B2L: United im Derby souverän, Timberwolves entscheiden Thriller für sich
Mit einem klaren 100:62-Auswärtssieg setzte sich Vienna United im Wiener Duell gegen den Basketball Klub Rapid Wien durch.
Rapid hielt zu Beginn ordentlich dagegen, ehe United ab Mitte des ersten Viertels das Kommando übernahm und sich bis zur ersten Pause auf 30:20 absetzte. Bereits in dieser Phase prägte Mathias Mailath-Pokorny das Spiel, der früh Akzente setzte und United offensiv trug.
Im zweiten Viertel wurde der Unterschied deutlicher. United zog weiter davon, kontrollierte das Tempo und baute den Vorsprung kontinuierlich aus.
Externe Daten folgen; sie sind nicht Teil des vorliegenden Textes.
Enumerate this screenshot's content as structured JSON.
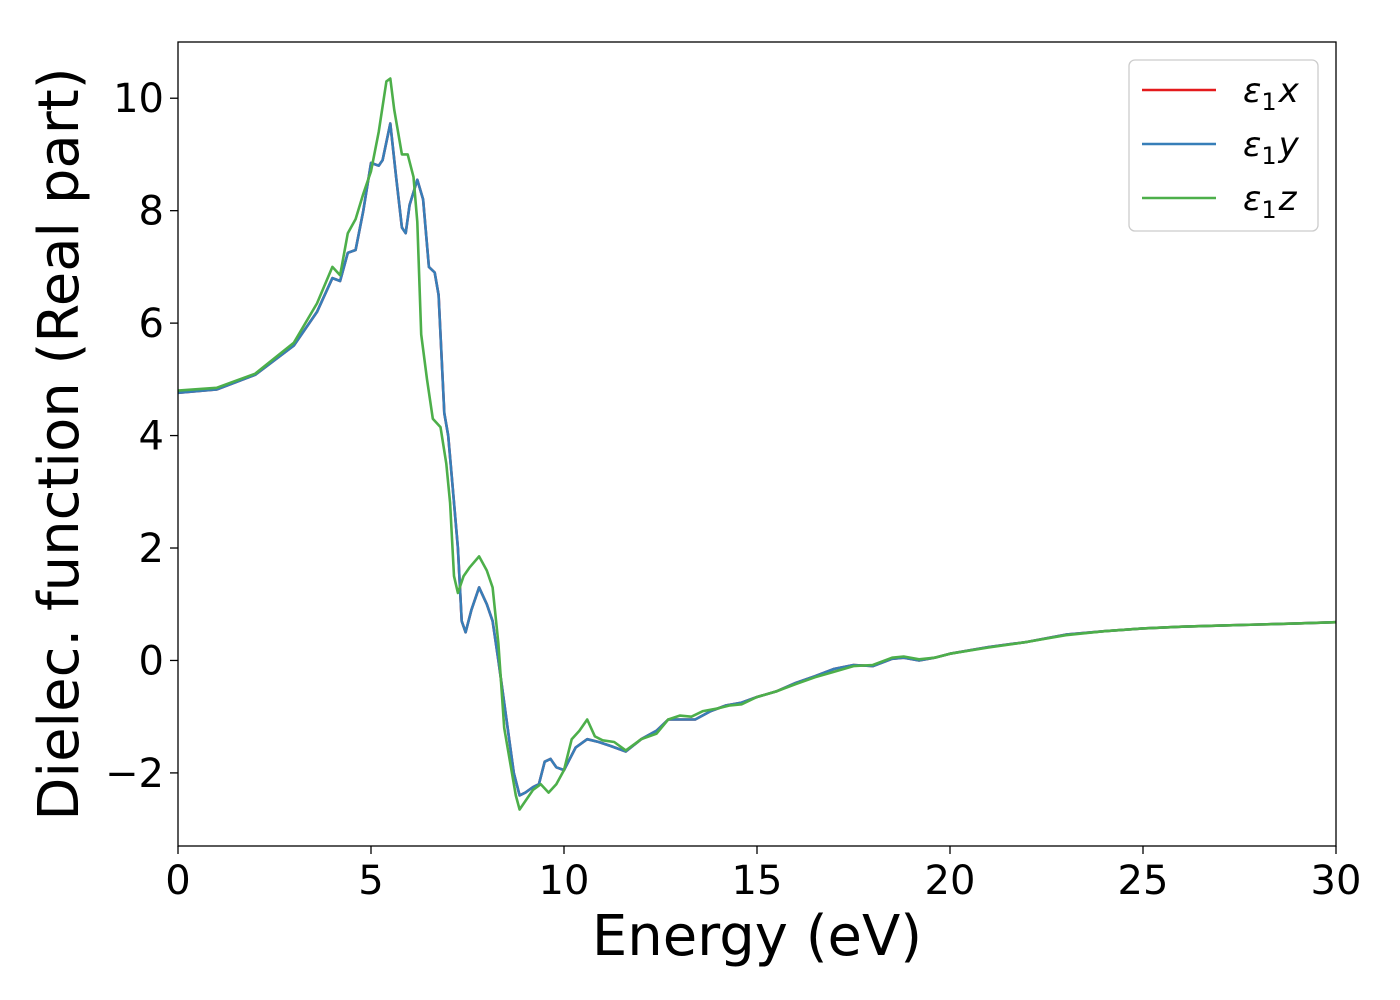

Mailath-Pokorny bestätigte seine starke Leistung und beendete die Partie mit 30 Punkten, während Jakub Kotala mit 20 Zählern und hoher Trefferquote von außen für zusätzliche Entlastung sorgte. Bereits zur Pause war die Begegnung klar in Richtung der Gäste gekippt.
Nach dem Seitenwechsel gestaltete sich das Spiel ausgeglichener. Rapid konnte im dritten Viertel zwar leicht verkürzen, fand insgesamt jedoch zu selten konstante Lösungen, um den Favoriten ernsthaft unter Druck zu setzen. United agierte über weite Strecken kontrolliert und profitierte dabei von einer klaren Rollenverteilung innerhalb einer sehr kurzen Rotation. Mit lediglich acht eingesetzten Spielern,ö brachte United die Partie souverän über die Distanz und gewann am Ende auch in dieser Höhe verdient.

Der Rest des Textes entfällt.